Pour méditer la compassion, dans un
premier temps donc, on envisage simplement cas par cas des êtres qui souffrent.
Puis on s’entraîne progressivement jusqu’à ce que notre vision englobe tous les
êtres. Si on ne procède pas de la sorte, la compassion risque de rester vague
et intellectuelle, donc de ne pas être authentique.
Penchons-nous en particulier sur les
difficultés et les souffrances de nos bovins, moutons, chevaux de bât et autres
animaux domestiques. Nous leur infligeons toutes sortes de sévices comparables
aux supplices des enfers : nous leur perçons le nez, les castrons, leur
arrachons les poils, les saignons vivants… Si l’on y réfléchit bien, on s’aperçoit
que ne pas même avoir l’idée que ces animaux puissent souffrir vient de ce qu’on
n’a jamais cultivé la compassion.
Si, à présent, on nous arrache un
seul cheveu, nous crions, nous ne pouvons le supporter ! Pourtant, nous
arrachons à nos yaks tous leurs gros crins en les tordant et en laissant pour
chaque poil la marque rouge de la chair à vif d’où perle une goutte de sang. La
bête a beau grogner de douleur, il ne nous vient pas à l’idée qu’elle souffre.
Nous qui ne supportons pas une
cloque à la main et qui avons parfois si mal aux fesses en voyageant à cheval
que nous ne pouvons plus nous tenir en selle et devons nous mettre sur le côté,
nous ne cherchons pas à savoir si notre cheval, lui, éprouve des difficultés ou
des souffrances. Lorsque, à bout de force, il ne peut plus avancer et trébuche
en haletant, nous pensons : « Le voilà qui en fait encore à sa tête ! »
Sans un instant de sympathie pour lui, nous nous mettons en colère et ne
faisons que l’abreuver de coups et d’injures.

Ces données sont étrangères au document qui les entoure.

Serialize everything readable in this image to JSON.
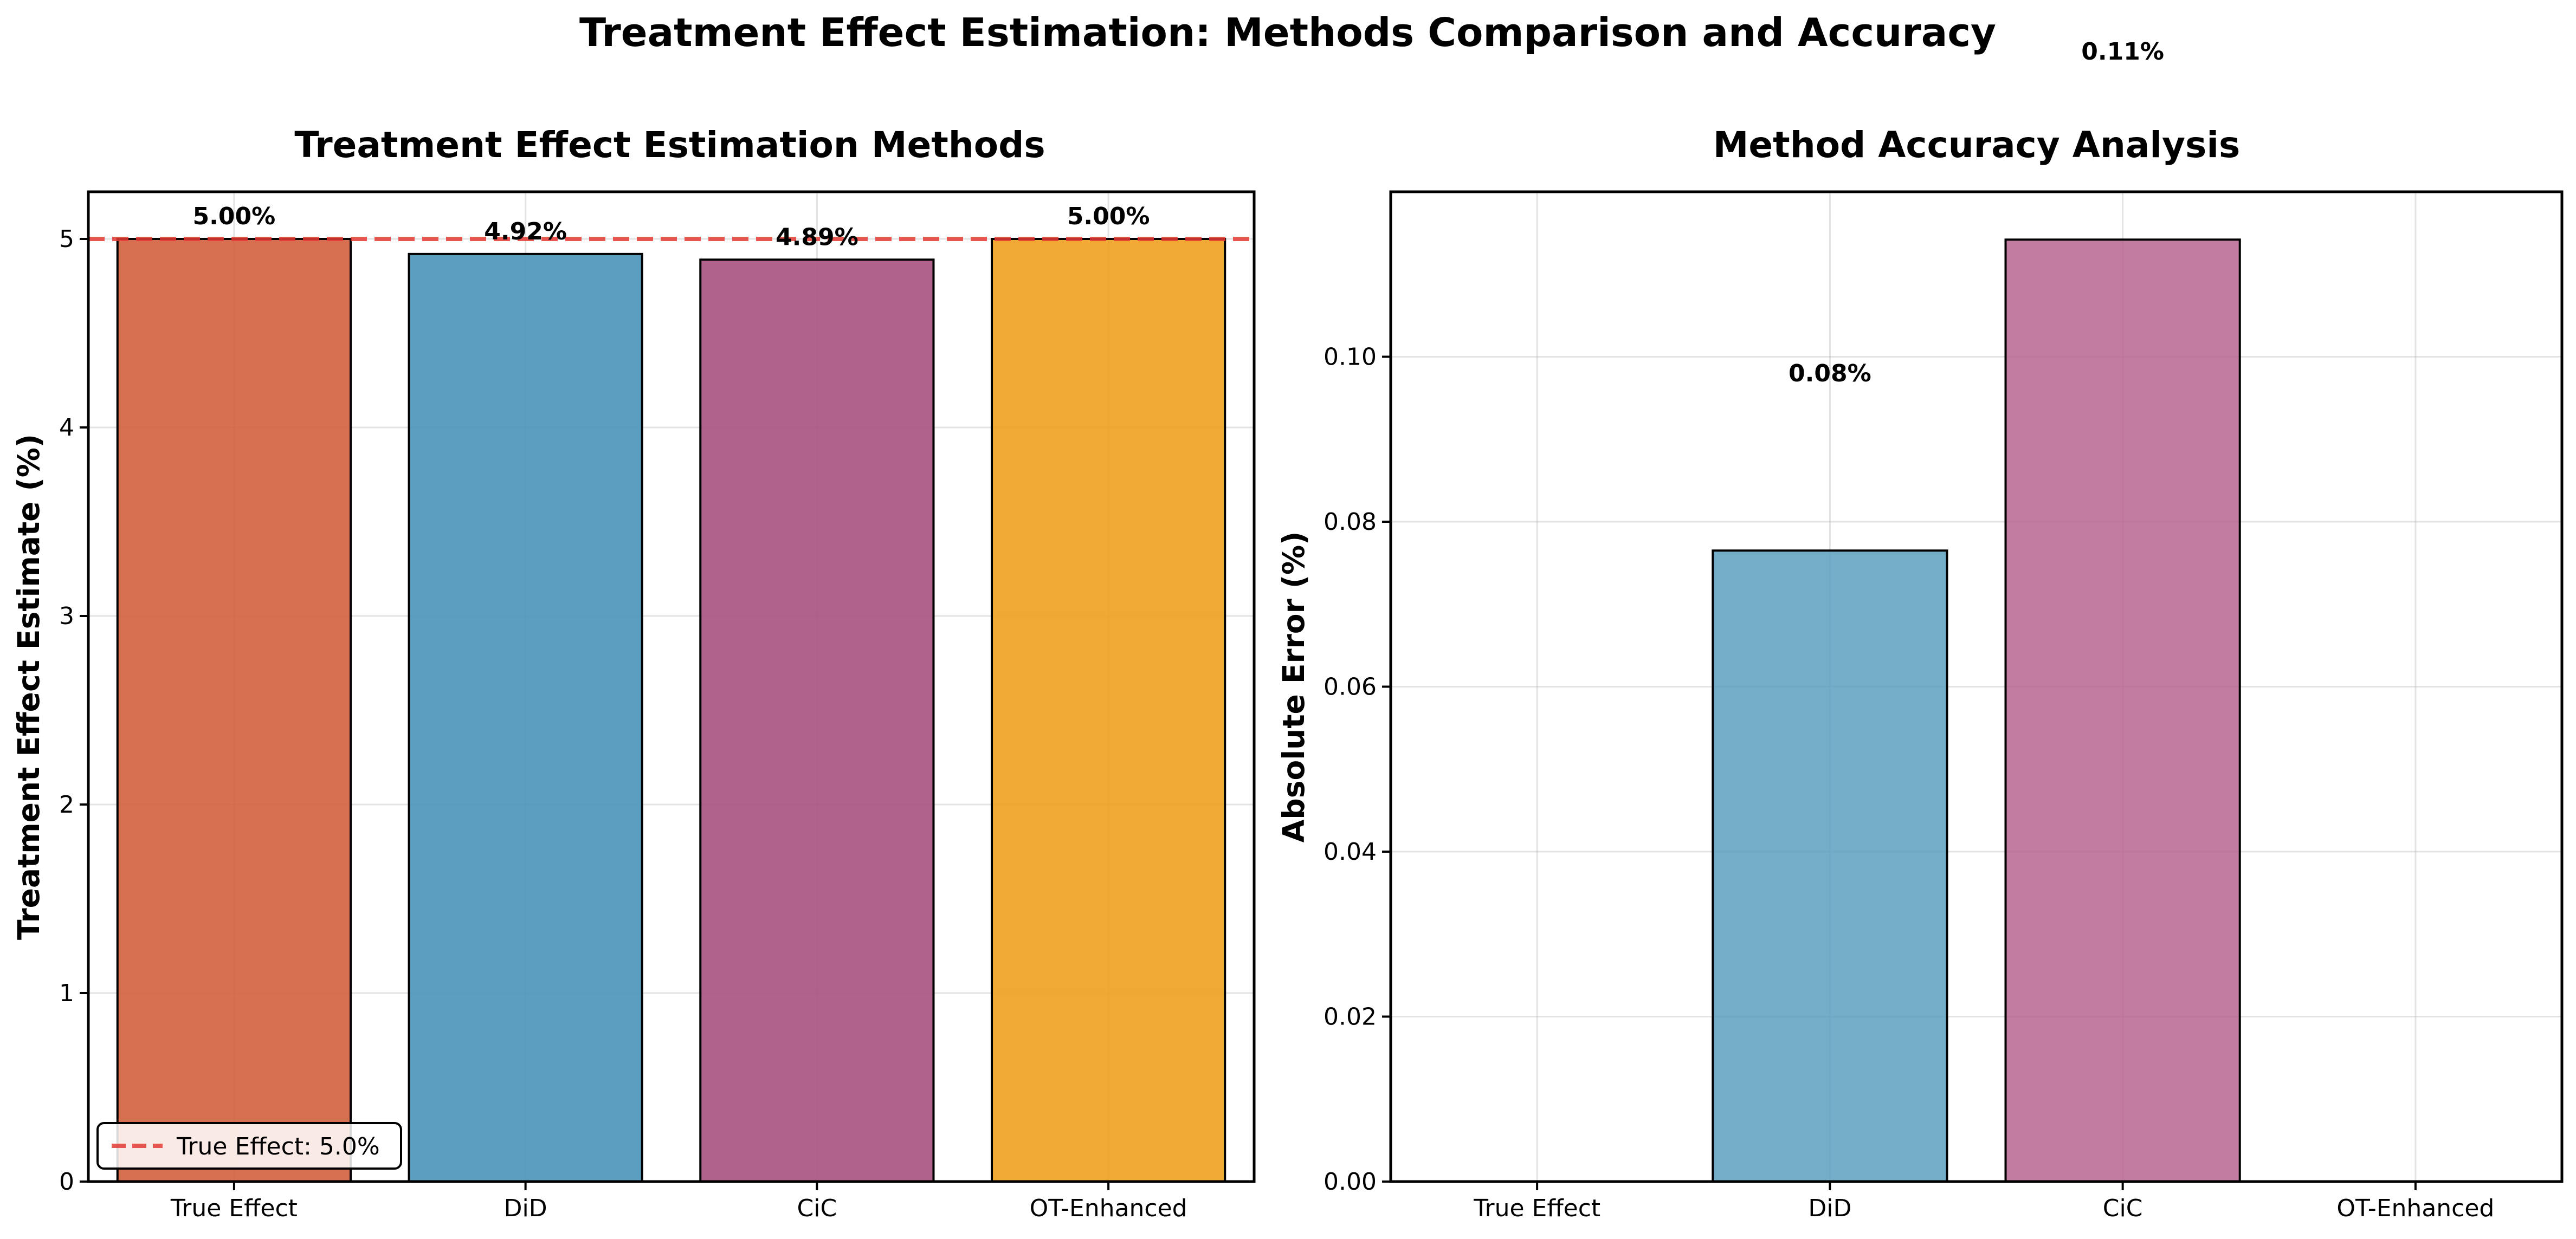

Pensons en particulier à l’animal qu’on
abat, au mouton par exemple. Quand, d’abord, on l’extrait du troupeau, une peur
incroyable l’envahit. A l’endroit où on l’a saisi se forme un hématome. On le
renverse sur le dos, on lui attache les pattes avec une lanière de cuir et on
lui ficelle le museau jusqu’à ce qu’il ne puisse plus respirer. Si, dans les
affres de l’agonie, l’animal tarde un peu à mourir, la plupart du temps, le
boucher au mauvais karma s’irrite. « Il ne va pas mourir, celui-là »,
bougonne-t-il, et il le roue de coups. A peine le mouton est-il mort qu’on l’écorche
et l’étripe. Aussitôt, une autre bête est saignée qui, ne pouvant plus faire un
pas, se met à tituber. On mélange le sang de la bête morte avec celui de la
bête vivante et on y concocte les entrailles de l’animal étripé. Ceux qui sont
capables de manger cela sont de véritables bourreaux de l’espèce des ogres.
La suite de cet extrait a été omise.